A estereoeletroencefalografia (sEEG) descreve um método preciso para o implante estereotáxico de eletrodos intracerebrais de acordo com uma hipótese de localização formulada usando dados semiológicos, eletrofisiológicos, anatômicos e de imagem 1,2. A base para este método deriva do trabalho publicado anteriormente de Talairach et al., que definiram um sistema de coordenadas referenciais tridimensionais do cérebro usando a comissura anterior e a comissura posterior como marcos internos, levando à formação de um "Atlas de Talairach"3. A armação Talairach foi projetada concomitantemente para permitir a colocação estereotáxica de eletrodos usando imagens bidimensionais, como raios-X e angiografia. Nos anos subsequentes, houve inúmeras inovações relativas às modalidades de imagem tridimensional, design de estrutura estereotáxica, técnicas de colocação e gravação de eletrodos e robótica intraoperatória que aumentaram a velocidade, precisão e fluxo de trabalho da colocação de eletrodos de sEEG4. Essas inovações ajudaram os cirurgiões a criar trajetórias no cérebro de forma confiável e segura que atingem seus alvos e evitam estruturas críticas, como vasos sanguíneos corticais, conforme mostrado no atlas cerebral de Szikla (ver Figura 1 suplementar e vídeo)5.

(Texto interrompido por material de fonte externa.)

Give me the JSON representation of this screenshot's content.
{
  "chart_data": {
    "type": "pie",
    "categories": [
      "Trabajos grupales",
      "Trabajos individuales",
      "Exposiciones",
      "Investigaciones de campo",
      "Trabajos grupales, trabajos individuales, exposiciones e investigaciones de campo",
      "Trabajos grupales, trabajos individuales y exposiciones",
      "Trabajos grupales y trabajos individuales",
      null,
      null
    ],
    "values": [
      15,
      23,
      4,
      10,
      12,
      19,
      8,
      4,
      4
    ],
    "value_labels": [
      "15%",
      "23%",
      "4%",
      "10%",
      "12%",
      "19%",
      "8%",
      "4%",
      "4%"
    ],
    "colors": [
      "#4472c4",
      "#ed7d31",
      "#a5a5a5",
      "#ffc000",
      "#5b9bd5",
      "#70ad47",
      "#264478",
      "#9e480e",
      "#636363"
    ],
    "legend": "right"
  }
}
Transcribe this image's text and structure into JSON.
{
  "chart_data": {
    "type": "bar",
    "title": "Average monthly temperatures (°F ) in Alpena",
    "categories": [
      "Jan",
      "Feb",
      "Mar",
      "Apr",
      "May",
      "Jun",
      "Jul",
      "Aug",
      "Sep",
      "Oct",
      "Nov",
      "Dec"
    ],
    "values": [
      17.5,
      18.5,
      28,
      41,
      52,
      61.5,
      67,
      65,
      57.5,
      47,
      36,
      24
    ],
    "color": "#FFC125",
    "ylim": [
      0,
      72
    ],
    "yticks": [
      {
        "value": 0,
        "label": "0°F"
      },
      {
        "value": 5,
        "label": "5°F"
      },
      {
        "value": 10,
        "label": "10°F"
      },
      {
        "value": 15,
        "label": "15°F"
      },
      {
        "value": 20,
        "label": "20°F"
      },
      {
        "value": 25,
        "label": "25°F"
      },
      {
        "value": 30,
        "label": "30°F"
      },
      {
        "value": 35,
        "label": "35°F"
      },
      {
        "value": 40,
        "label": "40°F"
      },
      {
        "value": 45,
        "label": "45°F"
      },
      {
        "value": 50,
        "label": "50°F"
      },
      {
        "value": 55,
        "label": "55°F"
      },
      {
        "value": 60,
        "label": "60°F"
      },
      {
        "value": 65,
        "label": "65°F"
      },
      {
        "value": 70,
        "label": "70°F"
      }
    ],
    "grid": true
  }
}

Para quase metade de todos os pacientes com epilepsia refratária, registros invasivos são comumente usados para elucidar e definir a zona epileptogênica, definida como a rede de organização das crises e propagação mais precoce 6,7. O EEGs é um método cirúrgico que permite a amostragem em rede de registros eletrofisiológicos do cérebro, incluindo estruturas profundas como o lobo temporal mesial, a região orbitofrontal posterior, a ínsula e o giro cingulado, entre outras localizações intracerebrais1. A resolução espaço-temporal dos dados do sEEG é útil para decidir os próximos passos para a tomada de decisão cirúrgica e pode levar a resultados cirúrgicos bem-sucedidos8. Além disso, o procedimento se beneficia de um perfil de baixo risco, com várias grandes séries relatando um baixo risco (0,04-0,08% por eletrodo) de complicações hemorrágicas 1,2,9,10. É importante ressaltar que o fluxo de trabalho cirúrgico do método sEEG se beneficiou recentemente da introdução de tecnologias robóticas modernas, que pretendemos ilustrar aqui por meio de uma apresentação do procedimento de sEEG guiado por robótica estereotáxica.
Apresentação do caso:
Está incluída uma apresentação para um dos casos usados nas filmagens. O paciente é um homem de 46 anos com história de epilepsia resistente a medicamentos no contexto de displasia cortical do hemisfério esquerdo associada à polimicrogiria. Ele teve uma extensa investigação pré-cirúrgica, que resultou em uma hipótese pré-sEEG de epilepsia focal, apesar da grande malformação hemisférica. Essa hipótese é a base do plano de implantação do sEEG.
Planejamento de sEEG:
O planejamento do sEEG em nossa instituição é feito de acordo com a escola francesa de epileptologia, usando o Atlas de Talairach como mapa de planejamento. É importante ressaltar que, de acordo com a nomenclatura padronizada para este sistema, os rótulos de trajetória com um apóstrofo denotam o lado esquerdo. Por exemplo, o eletrodo A tem como alvo a amígdala direita, enquanto o eletrodo A' tem como alvo a amígdala esquerda. Uma estratégia de implantação ortogonal é empregada, o que significa que os alvos são identificados e, em seguida, são selecionadas trajetórias que se estendem em um ângulo ortogonal lateralmente ao crânio. Algumas regiões de interesse, como a ínsula, requerem trajetórias oblíquas, em vez das trajetórias ortogonais padrão. Alvos como esses apresentam um risco maior e devem ser realizados por cirurgiões especificamente treinados no método em centros de epilepsia experientes. É importante ressaltar que o número de eletrodos utilizados deve amostrar a hipótese anátomo-eletroclínica formulada para cada paciente pela equipe multidisciplinar de epilepsia. Em nossa instituição, isso normalmente varia de 12 a 20 eletrodos.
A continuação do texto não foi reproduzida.